Она опять опустила на Терехова многозначительный взгляд, и он вынужден был задать напрашивавшийся вопрос:
— Значит, никто к Эдуарду Викторовичу не приходил? Зачем же вы тогда…
— Я только Жанночке сказала, — прервала его Лидия Марковна. — Знаете почему? Не понравился мне следователь. Ничего он в Эдике не понимал и понять не мог. И не интересно ему было. Выполнял
Сумасшедший дом, — подумал Терехов. Лишнее волнение для покойника — если милиция будет расследовать его смерть. Похоже, что у Лидии Марковны не все дома, а может, он просто не понимал ее женской логики? В конце концов, она уважала соседа, может, даже любила по-своему, и Жанна Романовна любила своего мужа, а следователь не любил, значит, и вмешиваться в жизнь и смерть Эдуарда Ресовцева было ему запрещено — так могла рассуждать Лидия Марковна, или, точнее, не рассуждать, конечно, а чувствовать. Ощущать.
Странно, подумал Терехов. При ее удивительной наблюдательности Лидия Марковна могла стать прекрасным детективом, будь в ее мозгах хотя бы на грамм логического мышления, а не ощущения, которые одни и решали, какой информацией можно поделиться, а какую лучше оставить при себе или забыть до надлежащего случая.
Похоже, Лидия Марковна не чувствовала к Терехову неприязни, не ощущала враждебности, и Ресовцева она уважала, может, любила даже, и, значит, ей можно довериться, надо же перед кем-нибудь выговориться, невозможно носить это в себе, а Жанна Романовна — это другое, она враг его, обвинитель…
И Терехов заговорил — быстро, захлебываясь словами, не заканчивая предложений, ему важно было донести мысль, ощущение свое, чувствование, он, должно быть, и руками размахивал, сам того не замечая, потому что, когда слов у него больше не осталось, Терехов обнаружил, что стоявшая на столе фарфоровая статуэтка, изображавшая молодого Пушкина (классическое произведение советского ширпотребного реализма), лежит на ковре, разбитая на три неравные части.

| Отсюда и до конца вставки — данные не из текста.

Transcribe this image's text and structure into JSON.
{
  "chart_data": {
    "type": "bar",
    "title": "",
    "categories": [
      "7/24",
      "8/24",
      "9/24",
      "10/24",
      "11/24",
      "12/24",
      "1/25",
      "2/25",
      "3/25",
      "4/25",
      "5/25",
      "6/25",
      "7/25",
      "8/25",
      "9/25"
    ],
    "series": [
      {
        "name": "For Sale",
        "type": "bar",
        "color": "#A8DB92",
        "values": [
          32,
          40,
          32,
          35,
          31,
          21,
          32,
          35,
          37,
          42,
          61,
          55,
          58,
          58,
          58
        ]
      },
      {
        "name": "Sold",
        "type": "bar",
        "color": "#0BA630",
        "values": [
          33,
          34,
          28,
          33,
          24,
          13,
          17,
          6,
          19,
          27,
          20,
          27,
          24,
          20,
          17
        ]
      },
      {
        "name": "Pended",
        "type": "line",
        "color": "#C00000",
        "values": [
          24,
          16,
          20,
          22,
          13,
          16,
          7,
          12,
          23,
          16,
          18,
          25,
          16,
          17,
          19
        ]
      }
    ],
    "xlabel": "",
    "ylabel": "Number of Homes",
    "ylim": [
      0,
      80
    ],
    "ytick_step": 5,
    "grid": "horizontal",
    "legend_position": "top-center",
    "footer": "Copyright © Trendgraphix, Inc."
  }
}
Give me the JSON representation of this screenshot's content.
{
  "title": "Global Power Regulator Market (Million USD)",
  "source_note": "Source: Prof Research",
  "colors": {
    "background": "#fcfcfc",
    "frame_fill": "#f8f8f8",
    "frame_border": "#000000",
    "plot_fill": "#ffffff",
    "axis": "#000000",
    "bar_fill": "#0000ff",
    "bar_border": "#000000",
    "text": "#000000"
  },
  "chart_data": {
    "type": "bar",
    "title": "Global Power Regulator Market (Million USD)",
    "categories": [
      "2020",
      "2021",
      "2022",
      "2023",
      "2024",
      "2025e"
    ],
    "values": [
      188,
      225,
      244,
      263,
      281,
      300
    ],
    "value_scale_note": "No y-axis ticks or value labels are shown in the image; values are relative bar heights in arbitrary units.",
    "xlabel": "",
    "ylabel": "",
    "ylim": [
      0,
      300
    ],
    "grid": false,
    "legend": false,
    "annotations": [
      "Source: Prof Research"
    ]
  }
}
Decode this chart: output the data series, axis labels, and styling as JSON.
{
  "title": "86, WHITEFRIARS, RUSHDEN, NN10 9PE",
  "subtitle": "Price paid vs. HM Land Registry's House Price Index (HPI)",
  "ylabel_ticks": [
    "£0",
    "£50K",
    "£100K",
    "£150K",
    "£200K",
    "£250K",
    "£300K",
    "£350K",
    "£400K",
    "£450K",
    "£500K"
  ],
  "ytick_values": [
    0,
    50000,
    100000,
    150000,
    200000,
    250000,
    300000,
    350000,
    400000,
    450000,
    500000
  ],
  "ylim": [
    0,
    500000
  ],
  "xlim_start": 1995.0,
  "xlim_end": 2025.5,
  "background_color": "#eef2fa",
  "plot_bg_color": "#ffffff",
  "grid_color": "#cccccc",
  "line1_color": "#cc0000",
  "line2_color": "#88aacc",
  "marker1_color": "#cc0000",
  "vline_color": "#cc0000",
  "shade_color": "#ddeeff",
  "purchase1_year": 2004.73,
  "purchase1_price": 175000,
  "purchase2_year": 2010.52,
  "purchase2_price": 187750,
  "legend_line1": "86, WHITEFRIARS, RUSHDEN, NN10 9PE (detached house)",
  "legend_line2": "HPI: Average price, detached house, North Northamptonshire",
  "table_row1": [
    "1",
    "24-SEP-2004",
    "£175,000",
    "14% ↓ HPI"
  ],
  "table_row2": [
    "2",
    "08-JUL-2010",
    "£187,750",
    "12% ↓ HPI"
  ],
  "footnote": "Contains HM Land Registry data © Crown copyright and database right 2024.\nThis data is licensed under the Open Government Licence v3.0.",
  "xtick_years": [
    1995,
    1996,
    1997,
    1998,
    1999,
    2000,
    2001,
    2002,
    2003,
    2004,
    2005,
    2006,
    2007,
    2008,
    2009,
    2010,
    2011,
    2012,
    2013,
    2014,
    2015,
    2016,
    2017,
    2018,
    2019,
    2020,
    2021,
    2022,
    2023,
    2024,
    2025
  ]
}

Лидия Марковна смотрела на гостя широко раскрытыми глазами, плотно сжав губы, будто ей очень хотелось что-то сказать и она из последних сил сдерживалась, чтобы не прервать тереховский монолог.
— Извините, — он опустился на колени, подобрал останки великого русского поэта, принялся выковыривать мелкие осколки из ворсистого ковра, но Лидия Марковна обрела, наконец, голос и способность выражать свои чувства и ощущения.

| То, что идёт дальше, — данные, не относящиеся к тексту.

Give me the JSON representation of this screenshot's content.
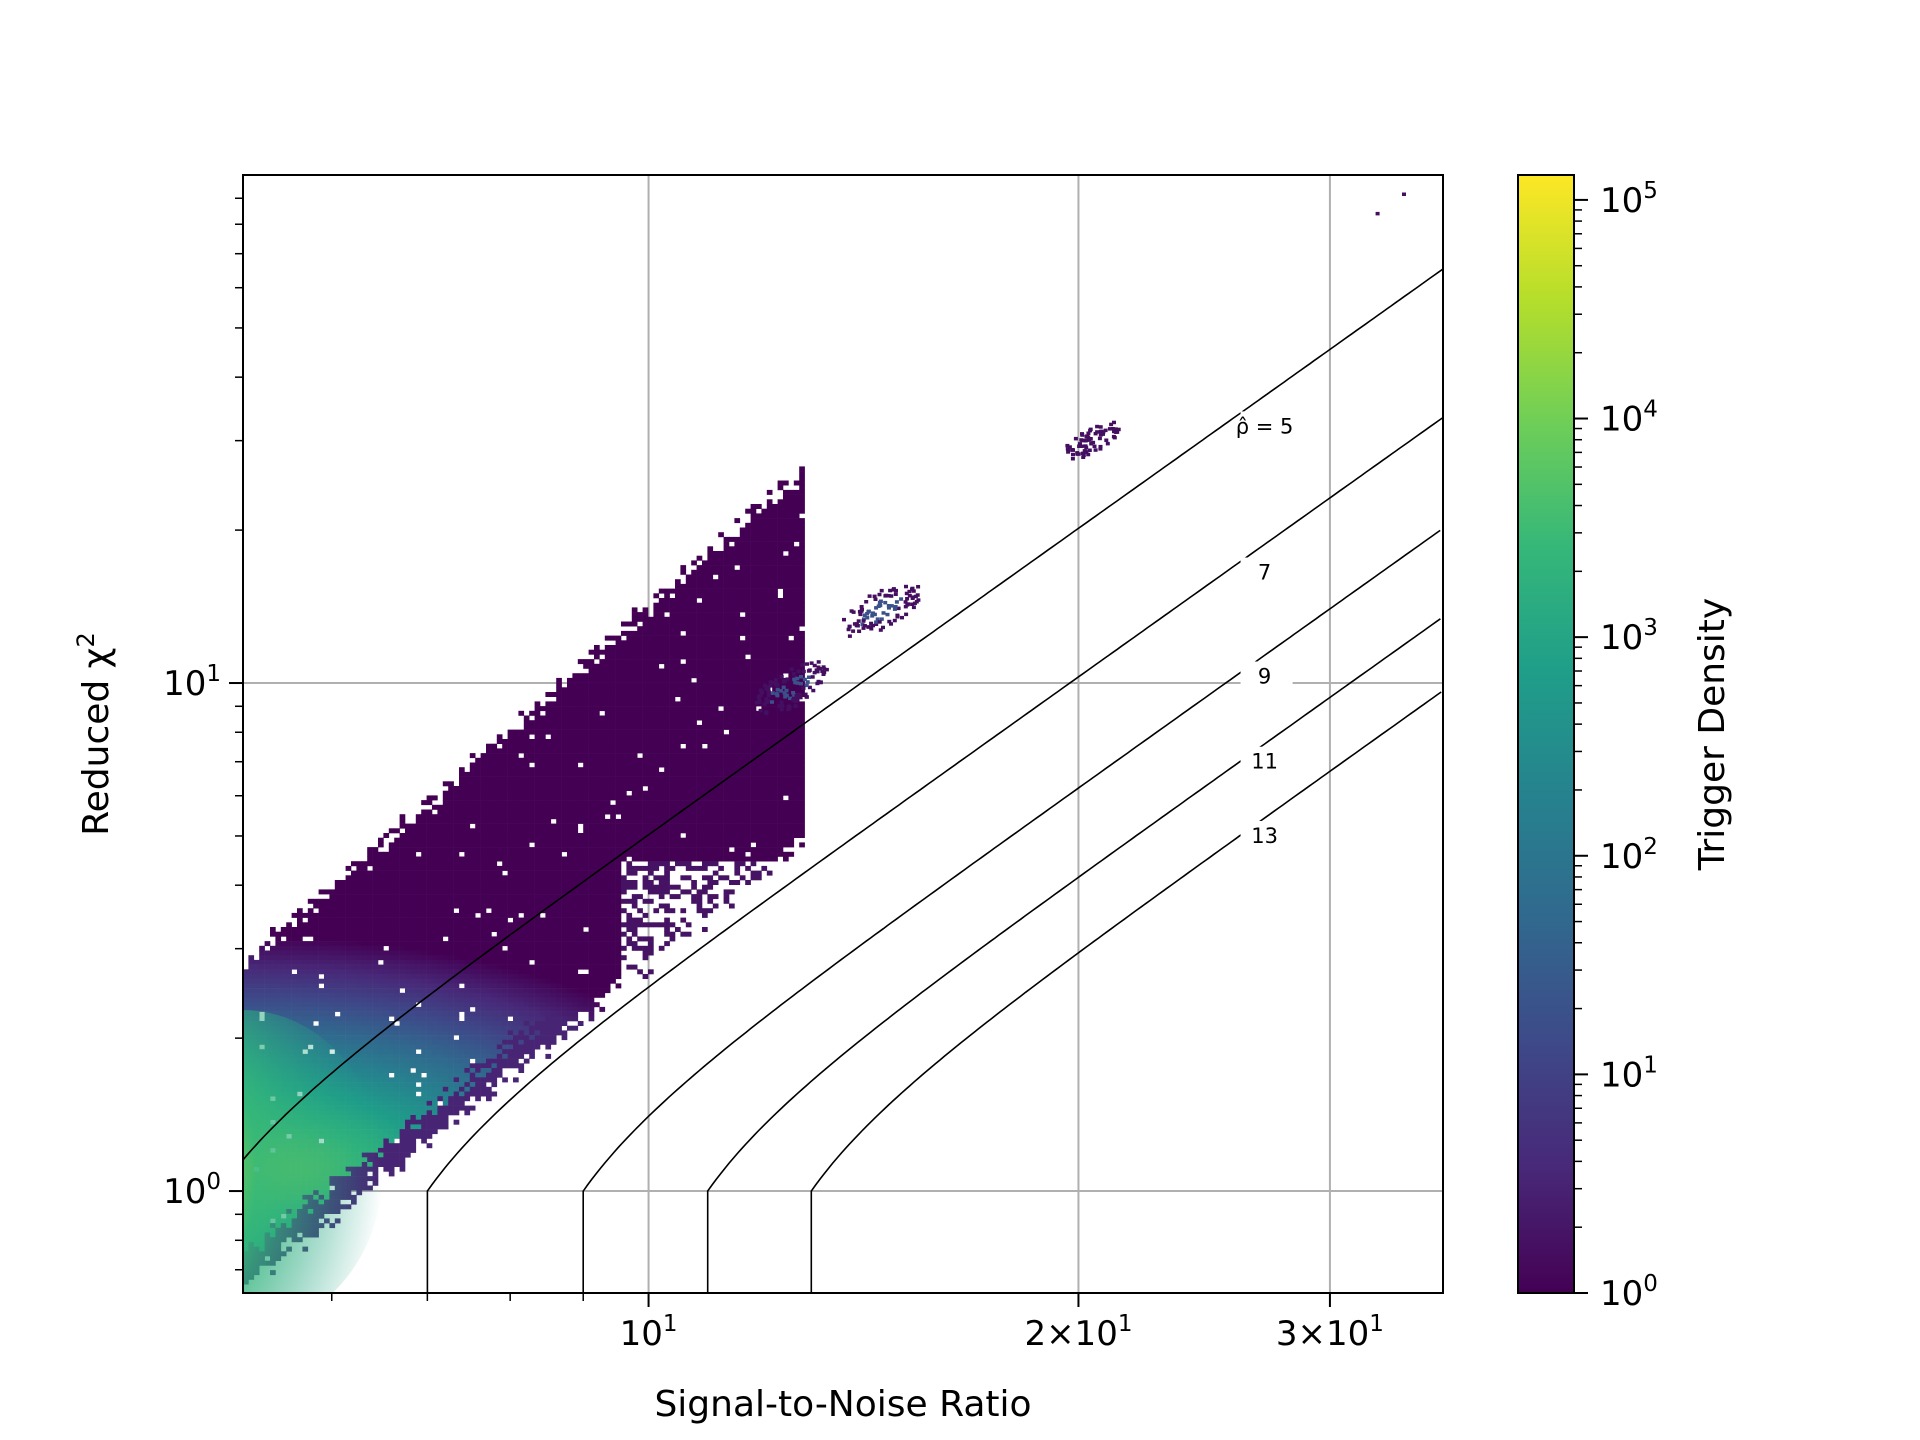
{
  "chart_data": {
    "type": "heatmap",
    "subtype": "hexbin-loglog-with-contours",
    "title": "",
    "xlabel": "Signal-to-Noise Ratio",
    "ylabel": "Reduced χ²",
    "xscale": "log",
    "yscale": "log",
    "xlim": [
      5.2,
      36
    ],
    "ylim": [
      0.63,
      100
    ],
    "x_ticks": [
      {
        "value": 10,
        "label": "10",
        "exp": "1",
        "prefix": ""
      },
      {
        "value": 20,
        "label": "10",
        "exp": "1",
        "prefix": "2×"
      },
      {
        "value": 30,
        "label": "10",
        "exp": "1",
        "prefix": "3×"
      }
    ],
    "y_ticks": [
      {
        "value": 1,
        "label": "10",
        "exp": "0"
      },
      {
        "value": 10,
        "label": "10",
        "exp": "1"
      }
    ],
    "grid": true,
    "colorbar": {
      "label": "Trigger Density",
      "scale": "log",
      "range": [
        1,
        130000
      ],
      "colormap": "viridis",
      "ticks": [
        {
          "value": 1,
          "label": "10",
          "exp": "0"
        },
        {
          "value": 10,
          "label": "10",
          "exp": "1"
        },
        {
          "value": 100,
          "label": "10",
          "exp": "2"
        },
        {
          "value": 1000,
          "label": "10",
          "exp": "3"
        },
        {
          "value": 10000,
          "label": "10",
          "exp": "4"
        },
        {
          "value": 100000,
          "label": "10",
          "exp": "5"
        }
      ]
    },
    "contours": [
      {
        "level": 5,
        "label": "ρ̂ = 5",
        "label_at": {
          "x": 27,
          "y": 32
        }
      },
      {
        "level": 7,
        "label": "7",
        "label_at": {
          "x": 27,
          "y": 16.5
        }
      },
      {
        "level": 9,
        "label": "9",
        "label_at": {
          "x": 27,
          "y": 10.3
        }
      },
      {
        "level": 11,
        "label": "11",
        "label_at": {
          "x": 27,
          "y": 7.0
        }
      },
      {
        "level": 13,
        "label": "13",
        "label_at": {
          "x": 27,
          "y": 5.0
        }
      }
    ],
    "density_regions": [
      {
        "name": "main-cloud",
        "description": "dense background band",
        "x_range": [
          5.2,
          12.5
        ],
        "y_lower": [
          0.63,
          1.0
        ],
        "y_upper": [
          2.8,
          8
        ]
      },
      {
        "name": "cluster-snr-12",
        "center": {
          "x": 12.5,
          "y": 9.8
        },
        "density": 10
      },
      {
        "name": "cluster-snr-14",
        "center": {
          "x": 14.5,
          "y": 14
        },
        "density": 20
      },
      {
        "name": "cluster-snr-20",
        "center": {
          "x": 20.3,
          "y": 30
        },
        "density": 3
      },
      {
        "name": "outlier",
        "center": {
          "x": 33,
          "y": 91
        },
        "density": 1
      }
    ]
  },
  "colors": {
    "grid": "#b0b0b0",
    "contour": "#000000",
    "viridis": [
      "#440154",
      "#482878",
      "#3e4989",
      "#31688e",
      "#26828e",
      "#1f9e89",
      "#35b779",
      "#6ece58",
      "#b5de2b",
      "#fde725"
    ]
  }
}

— Да оставьте вы эту гадость, в конце концов! — воскликнула она, и Терехов уронил собранные осколки.
— Я потом все соберу, — более спокойным голосом сказала Лидия Марковна.
— Весь день пропал, — продолжала она, будто говорила с собой, — теперь уже никуда не успею.

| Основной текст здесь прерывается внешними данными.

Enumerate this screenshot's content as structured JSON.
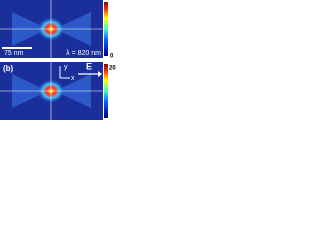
{
  "panels": [
    {
      "scale_bar": "75 nm",
      "wavelength": "λ = 820 nm",
      "colorbar_min": "0"
    },
    {
      "label": "(b)",
      "axis_y": "y",
      "axis_x": "x",
      "field": "E",
      "colorbar_max": "20"
    }
  ]
}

— Я не хотел… — виновато произнес Терехов.
— Не хотели! Вы хоть сами понимаете, что все это означает? То, что вы были здесь, и то, что вас здесь не было, и то, что Эдик написал роман, а автором оказались вы, и то, что мальчик в метро так похож на Эдика, хотя Эдик давно вырос из коротких штанишек.
— Вы хотите сказать, что мальчик…
— А вы так ничего и не поняли? — завершила Лидия Марковна свою длинную фразу.
— Нет, — отрезал Терехов.
— И Жанночка вам ничего не сказала?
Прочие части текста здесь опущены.